Last year basketball was one of the most closely fought sports at Roses, with both men’s 1sts and women’s 1sts matches going right down to the wire. This year, the York basketball teams are looking to have a much more straightforward weekend by recording comfortable victories. But can they manage it?
The men’s team will certainly have their work cut out if they are to overturn last year’s narrow defeat at Roses.
Lancaster have one of the strongest teams in the country, residing currently in BUCS Northern 1A, where they finished mid-table this year. York, meanwhile, sit in Northern 4B.
Yet to give York no chance would be unfair. In 2012, only six points separated the two sides at the end of their Roses clash.
And for this year, they have been working hard to integrate themselves more as a team, rather than a group of individuals. If it works out, it could be the difference between a disappointing day and a memorable one.
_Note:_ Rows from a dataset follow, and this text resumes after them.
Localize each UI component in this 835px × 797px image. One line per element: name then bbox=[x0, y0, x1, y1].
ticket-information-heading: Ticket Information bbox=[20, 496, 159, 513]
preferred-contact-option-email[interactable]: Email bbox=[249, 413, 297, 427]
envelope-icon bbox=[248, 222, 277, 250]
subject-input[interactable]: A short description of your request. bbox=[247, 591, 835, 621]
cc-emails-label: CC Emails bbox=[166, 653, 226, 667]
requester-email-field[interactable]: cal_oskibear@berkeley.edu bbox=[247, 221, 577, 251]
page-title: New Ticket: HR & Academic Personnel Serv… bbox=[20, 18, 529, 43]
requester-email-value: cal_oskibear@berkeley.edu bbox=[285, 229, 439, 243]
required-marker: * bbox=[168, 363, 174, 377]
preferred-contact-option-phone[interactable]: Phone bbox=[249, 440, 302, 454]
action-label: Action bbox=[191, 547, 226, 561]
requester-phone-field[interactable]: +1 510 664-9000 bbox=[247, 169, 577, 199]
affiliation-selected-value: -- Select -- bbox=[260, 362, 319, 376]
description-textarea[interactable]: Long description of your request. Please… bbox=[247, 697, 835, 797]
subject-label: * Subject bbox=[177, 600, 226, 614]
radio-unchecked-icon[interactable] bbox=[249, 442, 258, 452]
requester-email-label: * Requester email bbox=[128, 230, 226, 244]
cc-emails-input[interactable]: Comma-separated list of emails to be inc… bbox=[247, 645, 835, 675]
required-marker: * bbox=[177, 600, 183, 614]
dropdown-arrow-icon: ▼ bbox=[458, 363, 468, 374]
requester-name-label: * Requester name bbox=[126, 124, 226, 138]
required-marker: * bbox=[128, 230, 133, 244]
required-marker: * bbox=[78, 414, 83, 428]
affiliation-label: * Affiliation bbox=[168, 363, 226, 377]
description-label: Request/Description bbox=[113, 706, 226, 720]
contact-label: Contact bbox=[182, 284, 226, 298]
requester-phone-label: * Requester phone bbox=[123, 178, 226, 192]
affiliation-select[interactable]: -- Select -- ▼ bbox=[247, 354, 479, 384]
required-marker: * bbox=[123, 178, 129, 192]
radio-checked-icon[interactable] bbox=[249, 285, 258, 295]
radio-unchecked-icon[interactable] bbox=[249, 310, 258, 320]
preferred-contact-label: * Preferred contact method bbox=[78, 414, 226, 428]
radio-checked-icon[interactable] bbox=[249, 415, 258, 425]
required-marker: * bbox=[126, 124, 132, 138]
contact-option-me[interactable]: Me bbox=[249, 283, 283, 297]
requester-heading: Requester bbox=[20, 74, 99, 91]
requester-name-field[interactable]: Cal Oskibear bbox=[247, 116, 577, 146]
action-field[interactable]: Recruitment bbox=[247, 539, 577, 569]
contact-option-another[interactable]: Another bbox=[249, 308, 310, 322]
The gulf between the sides in women’s basketball is not nearly as stark, but Lancaster will probably enter the weekend as narrow favourites.
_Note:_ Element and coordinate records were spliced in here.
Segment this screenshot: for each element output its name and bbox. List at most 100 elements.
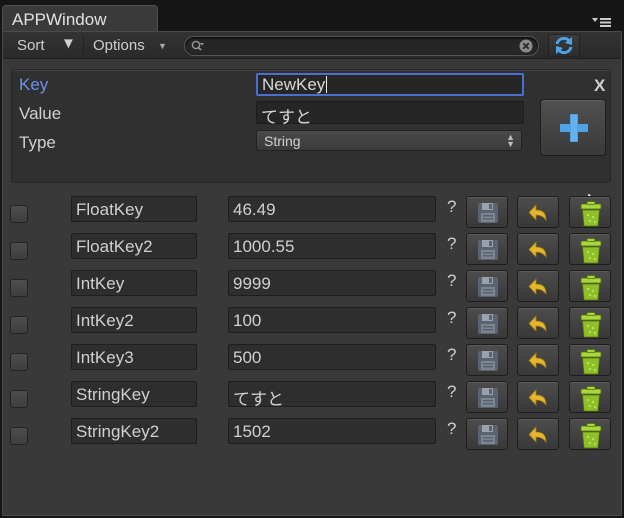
key-name-field[interactable]: IntKey2 — [71, 307, 197, 333]
row-select-checkbox[interactable] — [10, 427, 28, 445]
undo-arrow-icon — [528, 277, 547, 296]
key-input-text: NewKey — [262, 75, 326, 94]
new-entry-panel: Key NewKey X Value てすと Type String ▲ ▼ — [11, 69, 611, 183]
help-icon[interactable]: ? — [447, 197, 456, 217]
key-name-field[interactable]: IntKey3 — [71, 344, 197, 370]
floppy-disk-icon — [478, 277, 498, 297]
delete-button[interactable] — [569, 233, 611, 265]
delete-button[interactable] — [569, 381, 611, 413]
trash-can-icon — [580, 201, 602, 227]
help-icon[interactable]: ? — [447, 345, 456, 365]
help-icon[interactable]: ? — [447, 234, 456, 254]
add-key-button[interactable] — [540, 99, 606, 156]
value-field[interactable]: てすと — [228, 381, 436, 409]
pref-row: IntKey3 500 ? — [3, 344, 621, 381]
delete-button[interactable] — [569, 344, 611, 376]
floppy-disk-icon — [478, 314, 498, 334]
row-select-checkbox[interactable] — [10, 205, 28, 223]
app-window-panel: Sort ▼ Options ▼ Key NewKey X Value てすと … — [2, 31, 622, 516]
value-field[interactable]: 46.49 — [228, 196, 436, 222]
value-field[interactable]: 1000.55 — [228, 233, 436, 259]
pref-row: StringKey2 1502 ? — [3, 418, 621, 455]
row-select-checkbox[interactable] — [10, 316, 28, 334]
chevron-down-icon: ▼ — [158, 41, 167, 51]
undo-arrow-icon — [528, 351, 547, 370]
search-icon — [191, 40, 204, 51]
key-name-field[interactable]: FloatKey2 — [71, 233, 197, 259]
window-tab[interactable]: APPWindow — [2, 5, 158, 32]
key-name-field[interactable]: StringKey2 — [71, 418, 197, 444]
value-field[interactable]: 500 — [228, 344, 436, 370]
search-input[interactable] — [209, 38, 509, 54]
save-button[interactable] — [466, 418, 508, 450]
trash-can-icon — [580, 423, 602, 449]
help-icon[interactable]: ? — [447, 419, 456, 439]
floppy-disk-icon — [478, 203, 498, 223]
refresh-button[interactable] — [548, 34, 580, 57]
row-select-checkbox[interactable] — [10, 242, 28, 260]
key-name-field[interactable]: FloatKey — [71, 196, 197, 222]
type-select[interactable]: String ▲ ▼ — [256, 130, 522, 151]
sort-direction-icon[interactable]: ▼ — [61, 35, 76, 52]
value-field[interactable]: 100 — [228, 307, 436, 333]
save-button[interactable] — [466, 344, 508, 376]
pref-row: StringKey てすと ? — [3, 381, 621, 418]
options-dropdown[interactable]: Options — [93, 35, 145, 56]
revert-button[interactable] — [517, 233, 559, 265]
trash-can-icon — [580, 275, 602, 301]
delete-button[interactable] — [569, 307, 611, 339]
row-select-checkbox[interactable] — [10, 279, 28, 297]
delete-button[interactable] — [569, 270, 611, 302]
floppy-disk-icon — [478, 425, 498, 445]
trash-can-icon — [580, 349, 602, 375]
key-name-field[interactable]: StringKey — [71, 381, 197, 407]
window-menu-icon[interactable] — [592, 17, 612, 27]
close-button[interactable]: X — [594, 76, 605, 96]
value-field[interactable]: 9999 — [228, 270, 436, 296]
key-label: Key — [19, 75, 49, 94]
undo-arrow-icon — [528, 388, 547, 407]
plus-icon — [560, 114, 588, 142]
clear-search-icon[interactable] — [519, 39, 533, 53]
toolbar-divider — [83, 35, 84, 56]
revert-button[interactable] — [517, 344, 559, 376]
save-button[interactable] — [466, 381, 508, 413]
trash-can-icon — [580, 312, 602, 338]
help-icon[interactable]: ? — [447, 271, 456, 291]
sort-button[interactable]: Sort — [17, 35, 45, 56]
undo-arrow-icon — [528, 203, 547, 222]
pref-row: FloatKey2 1000.55 ? — [3, 233, 621, 270]
help-icon[interactable]: ? — [447, 382, 456, 402]
key-name-field[interactable]: IntKey — [71, 270, 197, 296]
pref-row: FloatKey 46.49 ? — [3, 196, 621, 233]
save-button[interactable] — [466, 233, 508, 265]
search-field[interactable] — [184, 36, 539, 56]
revert-button[interactable] — [517, 307, 559, 339]
value-input[interactable]: てすと — [256, 101, 524, 127]
delete-button[interactable] — [569, 418, 611, 450]
floppy-disk-icon — [478, 240, 498, 260]
floppy-disk-icon — [478, 351, 498, 371]
save-button[interactable] — [466, 196, 508, 228]
delete-button[interactable] — [569, 196, 611, 228]
value-field[interactable]: 1502 — [228, 418, 436, 444]
value-label: Value — [19, 104, 62, 123]
toolbar: Sort ▼ Options ▼ — [3, 32, 621, 59]
row-select-checkbox[interactable] — [10, 390, 28, 408]
undo-arrow-icon — [528, 240, 547, 259]
pref-row: IntKey 9999 ? — [3, 270, 621, 307]
save-button[interactable] — [466, 270, 508, 302]
help-icon[interactable]: ? — [447, 308, 456, 328]
refresh-icon — [555, 36, 573, 55]
revert-button[interactable] — [517, 381, 559, 413]
revert-button[interactable] — [517, 270, 559, 302]
save-button[interactable] — [466, 307, 508, 339]
trash-can-icon — [580, 386, 602, 412]
undo-arrow-icon — [528, 314, 547, 333]
row-select-checkbox[interactable] — [10, 353, 28, 371]
key-input[interactable]: NewKey — [256, 73, 524, 96]
revert-button[interactable] — [517, 418, 559, 450]
text-caret — [326, 76, 328, 93]
revert-button[interactable] — [517, 196, 559, 228]
undo-arrow-icon — [528, 425, 547, 444]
The red rose have secured promotion from Northern 2A after losing only one league game all season.
Our own girls finished 5th in the parallel league Northern 2B, though this would have been higher had it not been for points deductions incurred across the season.
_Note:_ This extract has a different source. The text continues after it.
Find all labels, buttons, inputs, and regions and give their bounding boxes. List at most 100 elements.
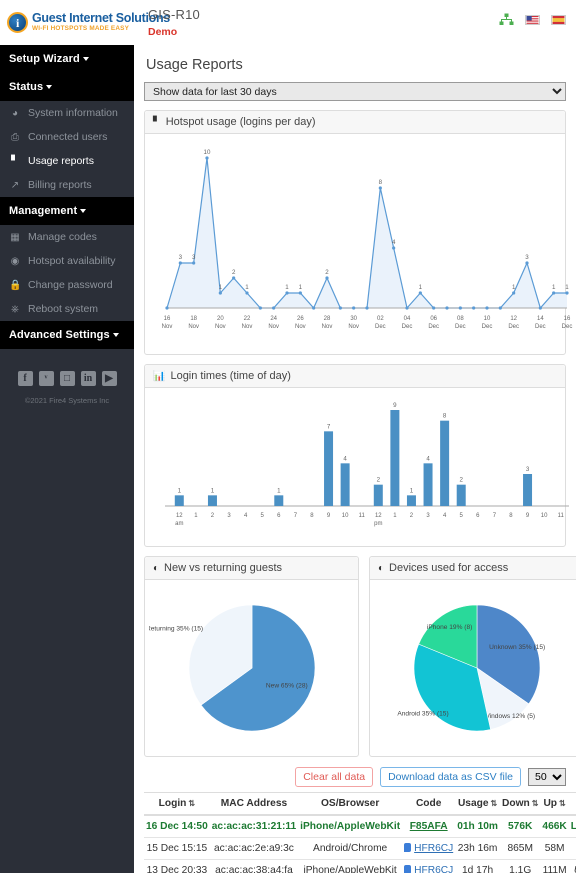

Last year, though, it was York who came out on top, and they fully intend to repeat that feat this time around.
“It will be a tough game to win, [but] we want a win more than ever this year!” women’s president Janne Billiet told Vision.
“We have had a lot of new players join the team this year, which took some getting used to in the beginning. We have come a long way though since our first training.”
The basketball matches are all on Sunday, and could turn out to be pivotal in this year’s tournament which is expected to be very close. The women tip off in the morning in the Main Hall, before the back-to-back men’s 2nds and 1sts matches in the sports tent in the afternoon.